Six Jaguar C-types were retained by the works, but the model was also available for sale at some £1,500 plus purchase tax (nearly 50% more than the 120) thus providing a natural progression for privateers already impressed with the XK 120.
One such person was Ecurie Ecosse team owner David Murray, who elected to upgrade to C-types following his successful first season of racing in 1951, and began this process with the purchase, through Ecosse driver Ian Stewart, of XKC 006.
Stewart won his first outing-the Jersey Road Race-and recorded the fastest lap. During that first season, he totalled 14 wins, including his only win over Stirling Moss. For 1953, XKC 006 was painted Flag Metallic Blue to match the other Ecurie Ecosse cars, and racked up another five wins.
The car was then sold to Dutch driver Hans Davids for 1954, in whose hands it notched up several more good results, and to Bryan Corser, who raced it in 1955 and 1956. So far as we understand, it then passed to Mr. Anthony Barrett-Greene of Staffordshire and to American Mr. Robert Allen. At some point a rear Panhard bar was installed.

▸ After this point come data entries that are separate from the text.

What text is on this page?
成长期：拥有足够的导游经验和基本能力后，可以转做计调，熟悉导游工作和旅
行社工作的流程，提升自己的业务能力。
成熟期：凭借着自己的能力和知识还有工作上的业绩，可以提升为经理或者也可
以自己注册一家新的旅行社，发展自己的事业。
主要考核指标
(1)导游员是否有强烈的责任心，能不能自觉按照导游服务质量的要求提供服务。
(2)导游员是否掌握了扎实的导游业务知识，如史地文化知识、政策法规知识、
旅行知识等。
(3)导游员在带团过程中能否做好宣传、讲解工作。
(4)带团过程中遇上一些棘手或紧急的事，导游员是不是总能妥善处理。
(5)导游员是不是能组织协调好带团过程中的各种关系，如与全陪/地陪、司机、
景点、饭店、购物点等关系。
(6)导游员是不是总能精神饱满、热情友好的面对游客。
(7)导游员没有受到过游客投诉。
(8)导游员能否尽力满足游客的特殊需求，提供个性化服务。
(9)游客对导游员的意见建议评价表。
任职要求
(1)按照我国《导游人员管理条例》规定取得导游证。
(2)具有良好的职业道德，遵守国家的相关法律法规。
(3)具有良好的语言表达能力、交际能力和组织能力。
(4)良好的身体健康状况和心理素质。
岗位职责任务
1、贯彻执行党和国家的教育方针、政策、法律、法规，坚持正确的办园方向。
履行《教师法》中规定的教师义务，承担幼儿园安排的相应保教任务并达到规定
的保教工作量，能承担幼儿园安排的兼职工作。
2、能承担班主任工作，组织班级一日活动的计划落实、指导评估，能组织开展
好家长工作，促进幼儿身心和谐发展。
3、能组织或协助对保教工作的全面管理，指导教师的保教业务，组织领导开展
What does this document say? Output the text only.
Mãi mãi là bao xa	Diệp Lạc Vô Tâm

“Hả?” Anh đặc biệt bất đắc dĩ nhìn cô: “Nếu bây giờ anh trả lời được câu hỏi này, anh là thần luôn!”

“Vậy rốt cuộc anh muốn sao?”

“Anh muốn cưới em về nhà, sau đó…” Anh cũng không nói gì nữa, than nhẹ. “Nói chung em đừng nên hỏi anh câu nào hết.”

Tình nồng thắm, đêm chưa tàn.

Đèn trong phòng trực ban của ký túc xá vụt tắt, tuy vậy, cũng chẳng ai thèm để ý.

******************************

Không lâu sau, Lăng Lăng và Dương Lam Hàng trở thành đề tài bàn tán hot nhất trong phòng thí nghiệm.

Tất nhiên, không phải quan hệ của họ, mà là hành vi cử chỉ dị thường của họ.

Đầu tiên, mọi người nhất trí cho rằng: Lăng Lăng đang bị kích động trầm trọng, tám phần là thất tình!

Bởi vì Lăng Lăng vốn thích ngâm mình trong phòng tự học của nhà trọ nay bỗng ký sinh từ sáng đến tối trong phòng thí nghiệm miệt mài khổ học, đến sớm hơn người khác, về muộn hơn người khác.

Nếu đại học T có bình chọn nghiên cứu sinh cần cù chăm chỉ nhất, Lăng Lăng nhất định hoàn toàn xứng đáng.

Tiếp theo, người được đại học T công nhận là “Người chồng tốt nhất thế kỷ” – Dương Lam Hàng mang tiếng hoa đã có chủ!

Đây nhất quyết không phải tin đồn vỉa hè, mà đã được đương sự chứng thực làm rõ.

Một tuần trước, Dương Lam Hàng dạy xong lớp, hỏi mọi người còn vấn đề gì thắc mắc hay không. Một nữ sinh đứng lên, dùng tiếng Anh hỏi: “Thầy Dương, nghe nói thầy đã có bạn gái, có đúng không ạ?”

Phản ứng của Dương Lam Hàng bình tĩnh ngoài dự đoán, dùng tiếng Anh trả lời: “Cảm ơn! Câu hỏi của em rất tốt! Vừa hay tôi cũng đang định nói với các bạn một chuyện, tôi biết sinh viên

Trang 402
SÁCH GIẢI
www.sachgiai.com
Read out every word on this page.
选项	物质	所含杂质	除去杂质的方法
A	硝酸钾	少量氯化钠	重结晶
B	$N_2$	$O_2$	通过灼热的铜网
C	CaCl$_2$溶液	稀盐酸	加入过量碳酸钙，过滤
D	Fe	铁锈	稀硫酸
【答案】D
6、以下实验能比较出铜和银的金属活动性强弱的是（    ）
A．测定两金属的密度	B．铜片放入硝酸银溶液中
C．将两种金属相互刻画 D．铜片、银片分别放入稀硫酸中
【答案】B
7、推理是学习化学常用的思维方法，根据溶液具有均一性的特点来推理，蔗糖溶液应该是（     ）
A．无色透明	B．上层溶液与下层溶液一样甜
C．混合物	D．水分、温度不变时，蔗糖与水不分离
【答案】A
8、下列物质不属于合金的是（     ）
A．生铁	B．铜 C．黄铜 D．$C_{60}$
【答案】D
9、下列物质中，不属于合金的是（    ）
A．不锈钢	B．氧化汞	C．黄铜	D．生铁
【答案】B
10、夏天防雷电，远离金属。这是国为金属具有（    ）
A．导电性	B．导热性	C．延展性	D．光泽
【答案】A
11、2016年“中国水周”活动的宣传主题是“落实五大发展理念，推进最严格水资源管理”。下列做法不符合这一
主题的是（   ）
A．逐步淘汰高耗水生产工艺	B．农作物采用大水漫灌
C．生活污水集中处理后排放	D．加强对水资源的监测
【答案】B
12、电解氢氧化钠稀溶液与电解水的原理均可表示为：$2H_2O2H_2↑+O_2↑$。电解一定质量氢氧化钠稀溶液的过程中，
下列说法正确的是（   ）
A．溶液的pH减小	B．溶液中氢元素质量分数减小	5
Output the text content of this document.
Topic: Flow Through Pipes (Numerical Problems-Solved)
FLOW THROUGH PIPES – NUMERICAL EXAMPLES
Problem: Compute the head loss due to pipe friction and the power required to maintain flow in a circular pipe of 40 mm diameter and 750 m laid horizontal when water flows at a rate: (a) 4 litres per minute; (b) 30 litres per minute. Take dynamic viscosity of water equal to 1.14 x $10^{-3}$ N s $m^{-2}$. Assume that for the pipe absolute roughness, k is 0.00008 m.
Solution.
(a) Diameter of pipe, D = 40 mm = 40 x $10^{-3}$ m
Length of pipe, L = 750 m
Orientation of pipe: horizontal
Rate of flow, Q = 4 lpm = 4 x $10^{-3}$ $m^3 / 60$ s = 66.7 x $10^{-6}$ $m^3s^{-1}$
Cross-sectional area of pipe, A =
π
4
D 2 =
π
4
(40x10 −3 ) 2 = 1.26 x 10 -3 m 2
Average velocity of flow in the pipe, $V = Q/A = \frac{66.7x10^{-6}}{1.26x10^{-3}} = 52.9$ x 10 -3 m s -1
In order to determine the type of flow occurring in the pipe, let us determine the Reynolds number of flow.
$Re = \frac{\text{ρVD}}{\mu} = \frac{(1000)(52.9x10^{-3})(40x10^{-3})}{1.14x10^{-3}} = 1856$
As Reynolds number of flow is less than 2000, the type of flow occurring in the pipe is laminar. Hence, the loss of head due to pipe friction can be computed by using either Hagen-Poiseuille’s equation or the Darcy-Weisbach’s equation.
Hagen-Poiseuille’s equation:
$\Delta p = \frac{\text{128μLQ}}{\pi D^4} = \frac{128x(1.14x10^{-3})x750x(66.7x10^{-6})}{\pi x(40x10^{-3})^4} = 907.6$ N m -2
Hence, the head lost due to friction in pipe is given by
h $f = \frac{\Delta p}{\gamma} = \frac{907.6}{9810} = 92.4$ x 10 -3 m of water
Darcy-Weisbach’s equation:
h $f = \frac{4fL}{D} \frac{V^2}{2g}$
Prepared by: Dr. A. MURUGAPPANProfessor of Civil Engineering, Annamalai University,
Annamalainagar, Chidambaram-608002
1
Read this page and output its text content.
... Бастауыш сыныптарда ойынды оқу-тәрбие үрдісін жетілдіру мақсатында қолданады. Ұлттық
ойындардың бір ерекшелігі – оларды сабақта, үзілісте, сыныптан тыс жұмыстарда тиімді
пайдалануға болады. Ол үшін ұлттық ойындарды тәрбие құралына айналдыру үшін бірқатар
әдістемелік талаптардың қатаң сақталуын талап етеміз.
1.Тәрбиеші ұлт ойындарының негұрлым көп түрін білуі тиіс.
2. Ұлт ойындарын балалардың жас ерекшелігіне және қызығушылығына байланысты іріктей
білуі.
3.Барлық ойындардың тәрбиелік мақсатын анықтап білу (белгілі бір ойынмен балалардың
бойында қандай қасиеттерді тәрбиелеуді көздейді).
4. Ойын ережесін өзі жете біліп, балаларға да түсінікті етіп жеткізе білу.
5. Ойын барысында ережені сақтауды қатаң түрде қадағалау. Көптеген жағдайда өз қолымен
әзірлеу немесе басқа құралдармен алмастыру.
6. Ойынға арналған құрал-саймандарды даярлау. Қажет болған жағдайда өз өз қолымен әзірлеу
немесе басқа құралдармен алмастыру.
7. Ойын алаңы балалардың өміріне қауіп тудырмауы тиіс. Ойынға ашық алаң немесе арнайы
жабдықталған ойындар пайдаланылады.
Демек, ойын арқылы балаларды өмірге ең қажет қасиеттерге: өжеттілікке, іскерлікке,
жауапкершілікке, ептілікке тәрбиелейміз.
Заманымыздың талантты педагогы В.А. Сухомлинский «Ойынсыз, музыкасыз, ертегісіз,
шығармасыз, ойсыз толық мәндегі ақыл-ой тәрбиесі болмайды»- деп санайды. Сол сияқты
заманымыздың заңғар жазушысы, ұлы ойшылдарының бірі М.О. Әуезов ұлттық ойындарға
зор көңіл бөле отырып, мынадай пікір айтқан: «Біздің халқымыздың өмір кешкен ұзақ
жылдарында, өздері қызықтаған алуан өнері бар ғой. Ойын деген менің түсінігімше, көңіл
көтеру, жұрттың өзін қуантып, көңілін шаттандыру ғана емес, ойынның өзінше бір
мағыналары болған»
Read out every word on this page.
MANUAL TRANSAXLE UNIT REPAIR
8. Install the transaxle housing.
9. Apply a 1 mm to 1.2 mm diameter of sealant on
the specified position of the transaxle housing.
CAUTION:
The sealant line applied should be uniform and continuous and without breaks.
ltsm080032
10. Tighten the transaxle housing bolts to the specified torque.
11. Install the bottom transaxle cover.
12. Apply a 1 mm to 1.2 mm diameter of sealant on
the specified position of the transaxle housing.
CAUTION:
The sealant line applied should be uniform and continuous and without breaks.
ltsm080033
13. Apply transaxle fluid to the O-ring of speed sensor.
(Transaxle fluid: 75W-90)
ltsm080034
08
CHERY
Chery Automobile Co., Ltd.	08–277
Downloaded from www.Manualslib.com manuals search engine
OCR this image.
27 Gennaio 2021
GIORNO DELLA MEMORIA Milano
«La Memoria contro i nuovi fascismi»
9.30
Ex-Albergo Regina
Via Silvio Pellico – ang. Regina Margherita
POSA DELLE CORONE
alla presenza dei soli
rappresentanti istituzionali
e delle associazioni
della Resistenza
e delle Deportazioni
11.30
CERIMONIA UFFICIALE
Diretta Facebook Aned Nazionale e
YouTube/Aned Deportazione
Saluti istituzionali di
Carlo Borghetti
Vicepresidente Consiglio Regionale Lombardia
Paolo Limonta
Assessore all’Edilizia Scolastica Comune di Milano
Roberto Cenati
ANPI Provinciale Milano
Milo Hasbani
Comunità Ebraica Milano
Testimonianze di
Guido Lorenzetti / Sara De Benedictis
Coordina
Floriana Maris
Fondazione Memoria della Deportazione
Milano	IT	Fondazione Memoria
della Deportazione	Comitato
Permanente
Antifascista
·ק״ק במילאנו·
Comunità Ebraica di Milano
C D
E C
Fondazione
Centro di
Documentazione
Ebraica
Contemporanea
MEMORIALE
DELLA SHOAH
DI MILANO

The car returned to British soil when acquired by the present family owners in 1974. At that time, a sympathetic restoration was undertaken by Lynx Engineering’s owner, Chris Keith-Lucas.
Work included repaint in the original Eurie Ecosse livery, fitting of a longer-legged back axle, uprating the drum brakes to the discs used on the 1952 C-types, and substituting a “more sporting” D-type cylinder head. At the time Keith-Lucas noted the absence of a car number plate-the distinguishing number is also stamped on the chassis-but he wasn’t certain this car ever had one.
The car has belonged to the current owners for some 30 years and was enthusiastically campaigned until the mid-1990s. It has been returned to a roadworthy condition for this sale by Mr. Keith-Lucas.
The 1952 C-type Ecurie Ecosse is eligible for a variety of events, including the Mille Miglia and the Goodwood Revival, and the Le Mans Classic, in which the car is already entered. Unseen for nine years, this fabulously curvaceous and thrilling car will be welcomed wherever it goes.